I’m teaching a class right now with more than 55 students in the room, and every time that happens, I have the same thought: this is not really teaching anymore, this is crowd management with slides. You’re basically performing. You’re a guy with a clicker, a voice, and a PowerPoint deck trying to keep a small human avalanche vaguely pointed in the same direction.
And look, I understand the logic. I’m not naïve. Business schools are businesses. Rooms get filled, timetables get compressed, cohorts get bundled together, and on paper it probably all looks beautifully efficient. But in real life, in the room, with actual human beings and actual attention spans, it starts to break down very quickly.

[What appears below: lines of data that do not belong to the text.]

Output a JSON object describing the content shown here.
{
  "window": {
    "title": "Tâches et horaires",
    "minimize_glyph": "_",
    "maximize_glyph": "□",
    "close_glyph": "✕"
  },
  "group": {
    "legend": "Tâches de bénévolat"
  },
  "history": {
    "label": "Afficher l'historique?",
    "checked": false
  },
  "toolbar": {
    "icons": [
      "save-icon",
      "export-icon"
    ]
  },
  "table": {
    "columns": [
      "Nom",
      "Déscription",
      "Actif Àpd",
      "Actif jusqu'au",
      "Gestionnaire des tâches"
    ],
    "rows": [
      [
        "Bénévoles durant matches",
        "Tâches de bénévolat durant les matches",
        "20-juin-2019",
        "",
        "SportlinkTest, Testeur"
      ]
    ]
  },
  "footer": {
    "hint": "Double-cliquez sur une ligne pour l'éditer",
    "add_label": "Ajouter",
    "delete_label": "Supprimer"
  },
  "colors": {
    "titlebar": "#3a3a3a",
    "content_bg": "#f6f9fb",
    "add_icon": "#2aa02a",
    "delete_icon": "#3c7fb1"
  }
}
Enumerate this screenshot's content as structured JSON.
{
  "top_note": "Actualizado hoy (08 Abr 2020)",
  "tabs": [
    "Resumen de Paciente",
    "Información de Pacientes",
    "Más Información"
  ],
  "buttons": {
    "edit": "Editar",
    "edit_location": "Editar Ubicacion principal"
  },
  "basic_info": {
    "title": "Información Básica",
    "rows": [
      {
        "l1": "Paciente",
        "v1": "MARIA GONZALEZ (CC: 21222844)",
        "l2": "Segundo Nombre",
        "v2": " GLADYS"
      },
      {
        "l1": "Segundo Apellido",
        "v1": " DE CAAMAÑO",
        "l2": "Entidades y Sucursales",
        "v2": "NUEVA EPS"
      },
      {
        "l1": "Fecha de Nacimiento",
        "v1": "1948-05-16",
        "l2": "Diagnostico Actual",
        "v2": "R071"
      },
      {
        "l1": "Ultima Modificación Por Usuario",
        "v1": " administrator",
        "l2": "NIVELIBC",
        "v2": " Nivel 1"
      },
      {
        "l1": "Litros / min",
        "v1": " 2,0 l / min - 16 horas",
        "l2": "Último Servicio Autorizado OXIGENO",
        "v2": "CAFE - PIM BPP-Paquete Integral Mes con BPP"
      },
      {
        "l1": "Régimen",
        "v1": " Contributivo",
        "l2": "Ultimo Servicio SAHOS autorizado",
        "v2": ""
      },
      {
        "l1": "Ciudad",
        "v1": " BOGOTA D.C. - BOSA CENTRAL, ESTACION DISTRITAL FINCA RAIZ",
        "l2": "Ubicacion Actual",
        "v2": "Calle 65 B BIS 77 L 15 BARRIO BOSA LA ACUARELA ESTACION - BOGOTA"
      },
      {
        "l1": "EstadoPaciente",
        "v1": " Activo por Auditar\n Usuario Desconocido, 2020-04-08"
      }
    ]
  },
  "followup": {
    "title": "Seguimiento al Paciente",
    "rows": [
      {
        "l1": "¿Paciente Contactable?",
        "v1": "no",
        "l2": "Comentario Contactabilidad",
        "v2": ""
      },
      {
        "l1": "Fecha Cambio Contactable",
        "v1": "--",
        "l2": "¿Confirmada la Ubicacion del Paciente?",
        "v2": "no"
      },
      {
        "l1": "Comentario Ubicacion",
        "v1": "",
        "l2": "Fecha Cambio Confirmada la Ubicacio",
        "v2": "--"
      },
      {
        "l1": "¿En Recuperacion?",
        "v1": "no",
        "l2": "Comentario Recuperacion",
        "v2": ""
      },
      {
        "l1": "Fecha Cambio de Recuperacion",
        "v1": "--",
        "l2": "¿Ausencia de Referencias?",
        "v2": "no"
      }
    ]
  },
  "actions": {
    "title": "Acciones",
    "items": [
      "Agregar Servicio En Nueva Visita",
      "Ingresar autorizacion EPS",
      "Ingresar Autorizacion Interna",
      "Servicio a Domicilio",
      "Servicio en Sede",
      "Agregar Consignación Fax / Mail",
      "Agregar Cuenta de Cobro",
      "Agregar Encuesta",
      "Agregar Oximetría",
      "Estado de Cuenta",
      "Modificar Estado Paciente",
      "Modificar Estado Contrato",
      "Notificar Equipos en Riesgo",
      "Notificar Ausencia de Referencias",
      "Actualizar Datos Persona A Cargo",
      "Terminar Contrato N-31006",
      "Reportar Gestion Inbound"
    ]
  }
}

And no, slides are not magic. Students cannot catch ideas as they whizz past them like dry leaves in the wind. Real teaching is slower than that. Messier too. It is a pause, a question, a bad answer, a better follow up, a scribble on a piece of paper, me leaning over a table and saying, “No, hang on, you’re mixing up the problem and the solution.” That’s where the learning happens. Not in slide 27.
That does not happen with 55 people. Or not well, anyway.
For me, the sweet spot is somewhere in the early to mid twenties. Big enough to create energy, small enough that I can still get close to people, read the room, push a team, calm another one down, and actually help someone over a hurdle. Once you get far beyond that, the whole thing changes. Yesterday, before the break, I had barely made it around the room. A few teams had not seen me for more than an hour. An hour. In a class they are paying serious money for. That’s absurd.
So what do I do when schools keep stuffing the room? I fight back a bit. Post its. Loose paper. Get up. Move. Talk. Ask them to borrow pens from each other because apparently half the class now shows up to university like it is a lounge, not a classroom. I build in two or three mini breaks in a three hour block. I go grab coffee with them. I herd them back in like a sheepdog (and believe me, that’s real contact!) It helps. Of course it helps. But it’s still compensation. It’s still me trying to outsmart a structural problem that should not be there in the first place.
Not elegant, maybe. But at least it still feels human. And that’s really the point, isn’t it? If business schools are supposed to be in the business of learning, why are so many of them still organised around efficiency, when learning itself is anything but efficient?